I also previously studied with the Creative Writing Program at RMIT in Melbourne, and have always considered RMIT as one of my many homes.
Stella: What book would you take with you to a desert island?
Alexis: Too hard to choose. I would rather take my complete study, books, working dog, and family? But, most likely, just one of the books I would grab off a sinking ship that my eye would immediately see is Don Quixote.
Stella: Favourite heroine in literature? Favourite villain?
Alexis: Don Quixote’s Dulcinea of El Toboso! An everlasting school memory from North West Queensland, Alfred Tennyson’s ‘The Lady of Shalott’. There are many incredible and inspirational female characters in the ancestral world of Aboriginal stories.
The story of Solibo Magnificent by Patrick Chamoiseau.
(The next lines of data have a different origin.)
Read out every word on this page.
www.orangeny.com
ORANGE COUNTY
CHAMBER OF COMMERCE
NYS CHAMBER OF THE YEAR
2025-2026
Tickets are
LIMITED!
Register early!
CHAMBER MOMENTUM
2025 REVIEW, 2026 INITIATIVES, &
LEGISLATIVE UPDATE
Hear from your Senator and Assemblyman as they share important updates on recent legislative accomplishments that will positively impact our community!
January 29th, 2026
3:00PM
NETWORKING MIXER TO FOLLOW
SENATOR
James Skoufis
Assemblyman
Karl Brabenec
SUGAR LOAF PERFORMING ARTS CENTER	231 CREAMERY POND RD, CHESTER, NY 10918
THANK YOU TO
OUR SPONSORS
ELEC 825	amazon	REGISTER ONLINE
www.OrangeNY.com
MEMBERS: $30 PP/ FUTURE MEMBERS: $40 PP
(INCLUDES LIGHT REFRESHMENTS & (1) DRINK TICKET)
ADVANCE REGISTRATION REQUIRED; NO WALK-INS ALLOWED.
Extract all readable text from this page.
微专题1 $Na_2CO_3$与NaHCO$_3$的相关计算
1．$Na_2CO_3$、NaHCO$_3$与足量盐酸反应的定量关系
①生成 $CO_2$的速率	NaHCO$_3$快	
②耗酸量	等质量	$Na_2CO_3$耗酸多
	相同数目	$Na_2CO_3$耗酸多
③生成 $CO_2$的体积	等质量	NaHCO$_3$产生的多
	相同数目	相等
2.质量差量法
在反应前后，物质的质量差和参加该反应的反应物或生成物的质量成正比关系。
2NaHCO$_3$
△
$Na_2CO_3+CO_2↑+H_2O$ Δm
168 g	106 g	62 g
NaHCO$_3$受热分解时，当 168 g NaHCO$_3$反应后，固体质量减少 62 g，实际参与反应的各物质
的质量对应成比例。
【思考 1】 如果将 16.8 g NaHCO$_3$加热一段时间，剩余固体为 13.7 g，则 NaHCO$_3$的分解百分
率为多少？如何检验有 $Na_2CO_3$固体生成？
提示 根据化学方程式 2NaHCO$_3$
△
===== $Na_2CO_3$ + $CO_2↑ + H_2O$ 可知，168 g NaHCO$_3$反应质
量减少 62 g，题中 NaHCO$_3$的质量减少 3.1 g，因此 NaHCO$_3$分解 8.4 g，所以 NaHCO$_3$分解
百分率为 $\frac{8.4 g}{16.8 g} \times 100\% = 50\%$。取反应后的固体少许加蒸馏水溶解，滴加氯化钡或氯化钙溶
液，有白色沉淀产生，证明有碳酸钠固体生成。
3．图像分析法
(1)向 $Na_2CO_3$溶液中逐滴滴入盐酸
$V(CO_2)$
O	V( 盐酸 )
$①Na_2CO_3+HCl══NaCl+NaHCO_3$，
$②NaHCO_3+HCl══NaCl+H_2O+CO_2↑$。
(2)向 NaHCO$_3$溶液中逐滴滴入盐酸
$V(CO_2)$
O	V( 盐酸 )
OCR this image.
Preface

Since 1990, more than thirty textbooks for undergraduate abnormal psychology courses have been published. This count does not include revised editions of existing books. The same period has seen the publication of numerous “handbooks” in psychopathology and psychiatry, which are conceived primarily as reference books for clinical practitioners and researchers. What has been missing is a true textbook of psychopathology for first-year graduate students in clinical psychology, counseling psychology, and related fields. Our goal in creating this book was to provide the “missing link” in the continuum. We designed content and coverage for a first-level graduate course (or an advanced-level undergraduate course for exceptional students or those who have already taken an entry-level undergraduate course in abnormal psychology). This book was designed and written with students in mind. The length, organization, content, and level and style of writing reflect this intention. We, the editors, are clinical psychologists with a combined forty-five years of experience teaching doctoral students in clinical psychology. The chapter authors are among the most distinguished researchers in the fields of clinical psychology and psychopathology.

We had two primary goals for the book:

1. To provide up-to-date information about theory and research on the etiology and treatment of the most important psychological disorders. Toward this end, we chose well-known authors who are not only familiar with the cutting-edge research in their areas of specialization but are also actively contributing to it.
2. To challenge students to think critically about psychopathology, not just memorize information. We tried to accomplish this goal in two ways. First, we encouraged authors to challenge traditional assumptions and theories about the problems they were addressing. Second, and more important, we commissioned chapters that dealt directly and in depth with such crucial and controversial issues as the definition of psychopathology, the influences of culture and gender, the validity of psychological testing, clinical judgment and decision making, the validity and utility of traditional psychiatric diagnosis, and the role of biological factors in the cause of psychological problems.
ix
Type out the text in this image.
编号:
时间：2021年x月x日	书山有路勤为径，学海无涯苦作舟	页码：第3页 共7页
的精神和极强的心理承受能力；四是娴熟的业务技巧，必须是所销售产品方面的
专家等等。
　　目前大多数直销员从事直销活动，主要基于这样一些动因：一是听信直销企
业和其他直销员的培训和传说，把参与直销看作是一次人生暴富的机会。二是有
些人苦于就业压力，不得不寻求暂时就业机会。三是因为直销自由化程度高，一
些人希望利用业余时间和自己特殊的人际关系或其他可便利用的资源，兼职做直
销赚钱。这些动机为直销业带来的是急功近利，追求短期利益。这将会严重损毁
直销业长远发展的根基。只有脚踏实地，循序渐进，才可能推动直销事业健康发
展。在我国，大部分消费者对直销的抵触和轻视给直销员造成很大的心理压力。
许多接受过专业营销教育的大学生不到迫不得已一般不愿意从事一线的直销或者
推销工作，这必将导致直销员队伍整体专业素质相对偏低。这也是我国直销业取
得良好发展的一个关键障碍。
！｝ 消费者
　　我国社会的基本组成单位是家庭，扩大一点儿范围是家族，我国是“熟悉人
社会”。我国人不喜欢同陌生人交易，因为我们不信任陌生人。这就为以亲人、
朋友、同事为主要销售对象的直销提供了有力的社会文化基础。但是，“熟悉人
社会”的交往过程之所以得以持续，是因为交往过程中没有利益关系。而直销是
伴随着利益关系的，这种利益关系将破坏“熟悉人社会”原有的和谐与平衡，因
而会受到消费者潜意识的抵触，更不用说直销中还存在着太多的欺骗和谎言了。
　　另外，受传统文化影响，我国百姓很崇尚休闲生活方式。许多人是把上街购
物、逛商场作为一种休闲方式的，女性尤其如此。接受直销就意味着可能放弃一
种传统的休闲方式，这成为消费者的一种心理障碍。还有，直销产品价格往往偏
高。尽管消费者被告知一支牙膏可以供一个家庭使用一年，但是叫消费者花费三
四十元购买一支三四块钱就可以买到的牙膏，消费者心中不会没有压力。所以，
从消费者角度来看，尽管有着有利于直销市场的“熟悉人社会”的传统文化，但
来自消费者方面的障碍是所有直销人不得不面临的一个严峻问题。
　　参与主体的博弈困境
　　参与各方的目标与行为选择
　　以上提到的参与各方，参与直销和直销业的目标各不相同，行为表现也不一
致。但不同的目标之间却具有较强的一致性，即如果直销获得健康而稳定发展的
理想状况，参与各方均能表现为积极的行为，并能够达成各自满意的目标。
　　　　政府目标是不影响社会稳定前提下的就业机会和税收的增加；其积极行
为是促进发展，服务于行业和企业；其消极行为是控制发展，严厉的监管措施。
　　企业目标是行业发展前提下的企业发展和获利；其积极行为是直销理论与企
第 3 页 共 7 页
When I first read this novel some years ago, I wished I had written this story and based it on the Aboriginal world in Australia. The novel is about the death of the village storyteller, Solibo Magnificent. It begins with the official ‘clean’ police version of their investigation of his death, and the rest of the book tells the real story of total police brutality, harassment and injury experienced by the witnesses to the death. Their story is not official English, but the mixed creole of the village, told with both outrage and humour at the general expectation in the world of the status quo.
Stella: What’s the most beautiful word in the English (or any other) language?
Alexis: Life is a good word. Peace. Gidgee. Mulga. Spinifex – Wiyarr, the Waanyi word, and all of the Waanyi language. It is an incredible language.
I also love the words in many of the beautiful poems I read about swans in my research for The Swan Book. Some were originally written in English, while others were translated into English. Some of these favourite poems are by Seamus Heaney, Judith Wright, Banjo Paterson, James McAuley, Charles Baudelaire and Stephane Mallarme.
Stella: How do you know when a story is finished?
Alexis: This is a hard question to answer. Each book reaches the end differently, but knowing when to end is usually something you will feel intuitively as its author. The mystery of how the story ends may become locked away forever inside of the very long process of re-working each line, each paragraph, and each chapter numerous times, including the ending.